Crops vary widely in salt tolerance. Sugar beet (Beta vulgaris L.), cotton and barley can tolerate up to 10 times as much salt as most clover, beans and fruit trees.

Scientists have successfully grown a number of crops on marginal saline lands. If the average electrical conductivity of a plot is 0-15 dSm-1(9600 ppm), which is fairly high and may have serious effects on the growth of plants, but if the soil is loamy in texture, underground water table is at 8-10ft and some good quality irrigation water is also available, the conditions become less hostile for plant sustenance.

A number of species may be grown in such conditions as follows. Good quality irrigation water should be used during the initial establishment phase and for periodical leaching of salts from soil surface. Under proper management, this can be a positive and cost-effective venture.

Cereals: Certain cultivars of paddy rice, sugarcane, oat, wheat, sorghum, barley, corn, pearl millet, rye. Oilseed: Rape, canola, mustard. Vegetables: Spinach, sugarbeet, redbeet; fodder and forage. Guar, dhancha, berseem, lucerne, sweet clover, honey clover, Indian clover, white clover. Fibre: cotton, sunhemp, kenaf. Fruits: fig, grape, pomegranate, zizyphus.

The salinity of a plot ranges between 15-20 dSm-1 (9600-12800 ppm), with coarse textured soil and the only source of irrigation is bad quality underground water (EC 10-15 dSm-1) present at a shallow depth, the growth of majority of crop plants is restricted under such conditions and only some salt tolerant plants can be grown.

Plants which can grow under these scenarios are: Fruits: date palm, wild date palm and coconut. Grass: Karnal or Kallar grass, orchard grass, bermuda grass, rhodes grass, para grass, tall wheat grass, rye grass, sudan grass. Woody species: Jojoba, guava, jujube, mesquite, mangroves, acacias, mustard tree. Miscellaneous: Life plant, aloe, dodonaea, periwinkle, purslane, reed plant, bottle palm, cactus, china rose, drumstick tree, wild banana, wild cherry, and senna. These plants are also effective in reclaiming salt-affected soils.

Salt tolerance ratings cannot provide accurate estimates of actual crop yields which depend on many other growing conditions, including weather, moisture, fertility, soil type, pH, water stress, insects and disease.

Conclusion: Saline agriculture could be a profitable venture under proper management and by observing suitable precautionary measures.

Initial establishment is crucial for subsequent growth and hence, stress should be minimised as far as possible at this stage. If a plant survives the shock at seeding stage, the chances of its subsequent survival and growth are likely to be increased.

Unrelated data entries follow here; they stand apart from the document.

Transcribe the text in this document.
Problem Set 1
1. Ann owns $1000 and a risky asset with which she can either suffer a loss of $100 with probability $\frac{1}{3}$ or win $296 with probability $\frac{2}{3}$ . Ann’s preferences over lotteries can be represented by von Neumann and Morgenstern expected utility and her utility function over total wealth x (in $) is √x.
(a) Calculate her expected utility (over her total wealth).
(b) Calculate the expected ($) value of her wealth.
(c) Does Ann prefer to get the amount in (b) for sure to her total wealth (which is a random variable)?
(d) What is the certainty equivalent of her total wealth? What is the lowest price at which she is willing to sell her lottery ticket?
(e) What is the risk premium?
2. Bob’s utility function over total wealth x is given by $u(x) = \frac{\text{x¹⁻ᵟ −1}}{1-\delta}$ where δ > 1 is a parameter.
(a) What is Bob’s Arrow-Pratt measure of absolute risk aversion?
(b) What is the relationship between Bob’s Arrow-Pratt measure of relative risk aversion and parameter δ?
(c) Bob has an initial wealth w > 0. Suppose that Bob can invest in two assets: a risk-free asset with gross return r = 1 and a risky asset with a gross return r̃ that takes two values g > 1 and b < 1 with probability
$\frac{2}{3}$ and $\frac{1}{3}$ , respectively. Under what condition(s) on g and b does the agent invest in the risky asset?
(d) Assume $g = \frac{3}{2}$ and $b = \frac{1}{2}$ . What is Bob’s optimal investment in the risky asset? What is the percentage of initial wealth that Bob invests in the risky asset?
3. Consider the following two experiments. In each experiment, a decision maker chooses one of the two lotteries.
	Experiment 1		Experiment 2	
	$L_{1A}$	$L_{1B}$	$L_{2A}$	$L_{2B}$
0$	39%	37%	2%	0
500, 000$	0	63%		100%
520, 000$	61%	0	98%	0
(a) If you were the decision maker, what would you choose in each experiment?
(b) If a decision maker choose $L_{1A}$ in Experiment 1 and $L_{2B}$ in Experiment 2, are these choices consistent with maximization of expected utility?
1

Leaching with only good quality and quantity of water or by rain generally reduces the shock and improves the growth. Use of mulch to conserve moisture, planting on ridges, light but more frequent irrigation often helps under such conditions.

Proper choice of crops and frequent crop rotation are also helpful in gainful utilization of salt-affected soils. Drainage and leaching are principal elements in maintaining soil productivity in irrigated agriculture.

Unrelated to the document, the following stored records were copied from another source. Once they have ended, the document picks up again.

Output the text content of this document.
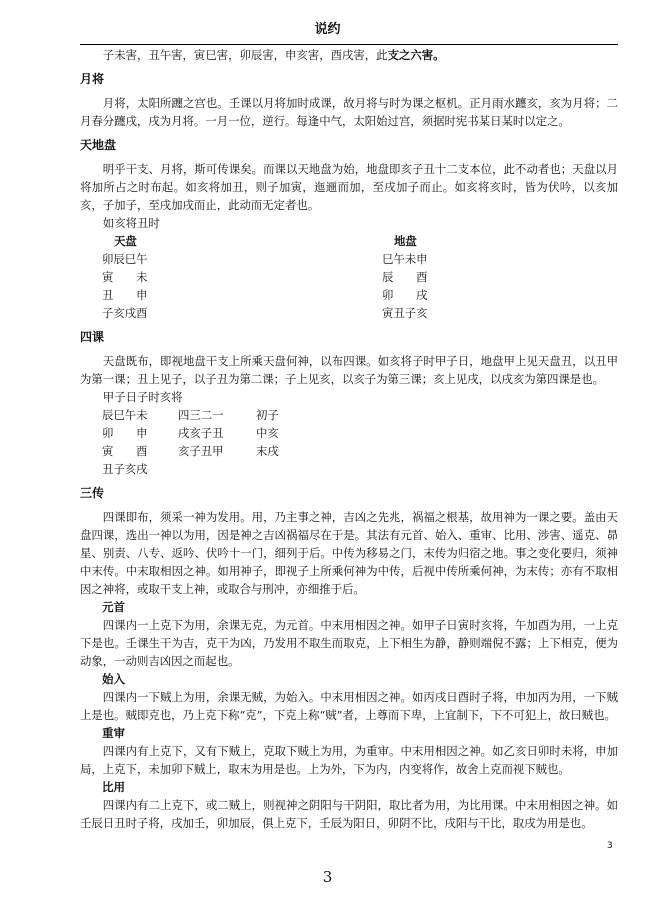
说约

子未害，丑午害，寅巳害，卯辰害，申亥害，酉戌害，此支之六害。

月将

月将，太阳所躔之宫也。壬课以月将加时成课，故月将与时为课之枢机。正月雨水躔亥，亥为月将；二月春分躔戌，戌为月将。一月一位，逆行。每逢中气，太阳始过宫，须据时宪书某日某时以定之。

天地盘

明乎干支、月将，斯可传课矣。而课以天地盘为始，地盘即亥子丑十二支本位，此不动者也；天盘以月将加所占之时布起。如亥将加丑，则子加寅，迤逦而加，至戌加子而止。如亥将亥时，皆为伏吟，以亥加亥，子加子，至戌加戌而止，此动而无定者也。

如亥将丑时

天盘	地盘
卯辰巳午	巳午未申
寅　　未	辰　　酉
丑　　申	卯　　戌
子亥戌酉	寅丑子亥
四课

天盘既布，即视地盘干支上所乘天盘何神，以布四课。如亥将子时甲子日，地盘甲上见天盘丑，以丑甲为第一课；丑上见子，以子丑为第二课；子上见亥，以亥子为第三课；亥上见戌，以戌亥为第四课是也。

甲子日子时亥将

辰巳午未	四三二一	初子
卯　　申	戌亥子丑	中亥
寅　　酉	亥子丑甲	末戌
丑子亥戌
三传

四课即布，须采一神为发用。用，乃主事之神，吉凶之先兆，祸福之根基，故用神为一课之要。盖由天盘四课，选出一神以为用，因是神之吉凶祸福尽在于是。其法有元首、始入、重审、比用、涉害、遥克、昴星、别责、八专、返吟、伏吟十一门，细列于后。中传为移易之门，末传为归宿之地。事之变化要归，须神中末传。中末取相因之神。如用神子，即视子上所乘何神为中传，后视中传所乘何神，为末传；亦有不取相因之神将，或取干支上神，或取合与刑冲，亦细推于后。

元首

四课内一上克下为用，余课无克，为元首。中末用相因之神。如甲子日寅时亥将，午加酉为用，一上克下是也。壬课生干为吉，克干为凶，乃发用不取生而取克，上下相生为静，静则端倪不露；上下相克，便为动象，一动则吉凶因之而起也。

始入

四课内一下贼上为用，余课无贼，为始入。中末用相因之神。如丙戌日酉时子将，申加丙为用，一下贼上是也。贼即克也，乃上克下称“克”，下克上称“贼”者，上尊而下卑，上宜制下，下不可犯上，故曰贼也。

重审

四课内有上克下，又有下贼上，克取下贼上为用，为重审。中末用相因之神。如乙亥日卯时未将，申加局，上克下，未加卯下贼上，取末为用是也。上为外，下为内，内变将作，故舍上克而视下贼也。

比用

四课内有二上克下，或二贼上，则视神之阴阳与干阴阳，取比者为用，为比用课。中末用相因之神。如壬辰日丑时子将，戌加壬，卯加辰，俱上克下，壬辰为阳日，卯阴不比，戌阳与干比，取戌为用是也。

3
3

Plants exposed to saline environments are subjected to water stress and specific ion toxicities. These effects are manifested in a number of physiological and morphological processes and include inorganic ion regulation and maintenance of essential nutrient ions; osmotic adjustment by regulation of organic and inorganic substances; physiological tolerance of cells to toxic ions; and efficient use of metabolic energy.

An understanding of these processes and their involvement in salt tolerance will provide information on the criteria required to select plants to enhance productivity in saline environment.

The study of variant cell lines which differ in their tolerance of normally lethal levels of salt could possibly elucidate the mechanisms involved in dealing with salt and provide possible biochemical markers useful in the selection of salt-tolerant cells and plants.

A major limitation to yield in stress environments such as salinity may be the efficient use of metabolic energy for growth. A better understanding of the efficiency of carbohydrate utilization may lead to improved crop production in stress environments.